Well, most practical differences were already mentioned, but I'll list the main ones (AFAI care):

keyboard (and "gamepad"): many directX 7+ games only let the keyboard (and each "gamepad") represent one player (can't be split between players).

keyboard: windows only sees "one" keyboard, IOW even if you connected two different keyboards, all apps sees only one unified keyboard.

gamepad: if ID'ed the same, they may switch players on computer reboot.

keyboard: 256 max different "keys" (in windows directX directInput, at least).
joystick: 128 max buttons, 6 axes per joystick device (in windows directX directInput, at least).  (IE: If you have one chip telling the computer it's two joysticks, double that, if three joyticks: triple, ect.)

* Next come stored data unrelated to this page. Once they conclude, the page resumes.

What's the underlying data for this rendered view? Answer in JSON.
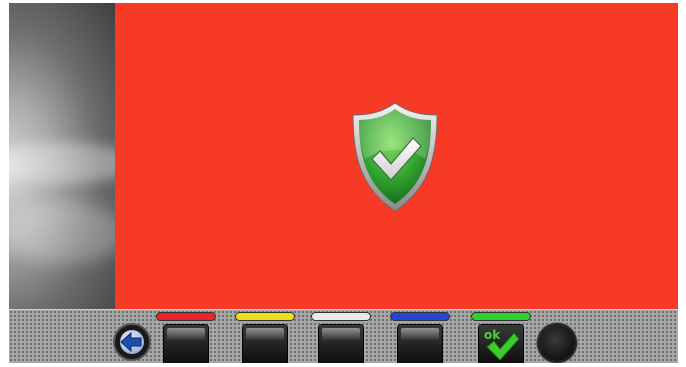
{
  "screen": {
    "name": "confirmation-screen",
    "state": "success"
  },
  "main": {
    "status_icon": "shield-check-icon",
    "status_colors": {
      "background": "#f73a26",
      "shield": "#2ea02e",
      "check": "#ffffff"
    }
  },
  "toolbar": {
    "back_icon": "arrow-left-icon",
    "keys": [
      {
        "name": "red-function-key",
        "color": "#e8262c"
      },
      {
        "name": "yellow-function-key",
        "color": "#f0dd1a"
      },
      {
        "name": "white-function-key",
        "color": "#e9e9e9"
      },
      {
        "name": "blue-function-key",
        "color": "#2446d8"
      },
      {
        "name": "green-ok-key",
        "color": "#2fd12a",
        "label": "ok",
        "icon": "checkmark-icon"
      }
    ],
    "round_button_icon": "circle-icon"
  }
}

AFA USB protocols, true there are standard USB keyboard, mouse, and joystick protocols ("protocol" might be too strong a word, though).  However, these do not have to be followed as long as the device driver decodes the non-standard one.  The most commonly not used standard protocol is the mouse one: if you have a 4+ button mouse, or a "two scroll" or "scroll+sideways" or "trackball scroll" mouse (for examples) the standard USB mouse protocol doesn't work, and a different protocol is used.  It's so common, the drivers are standard in XP.


--- Quote ---Along similar lines, would the difference in latency between using low-speed USB controllers on a high-speed hub vs. using full-speed USB controllers on a high-speed hub be significant in terms of gameplay?  Or would it even be better to use a USB 1.1 hub with low-speed or full-speed devices, to avoid the intermediate step that high-speed hubs take with slower devices (buffering the data in each direction and re-transmitting it at a different speed)?  Or does it even matter in practical gaming terms?
--- End quote ---

Does not matter in gaming, usually.  A more likely noticable problem is when you have too many devices on the same root hub (even 4 gamepads + mouse might be too much).  Of course, this really depends on the quality of the external USB hub you use, as some are much worse than others.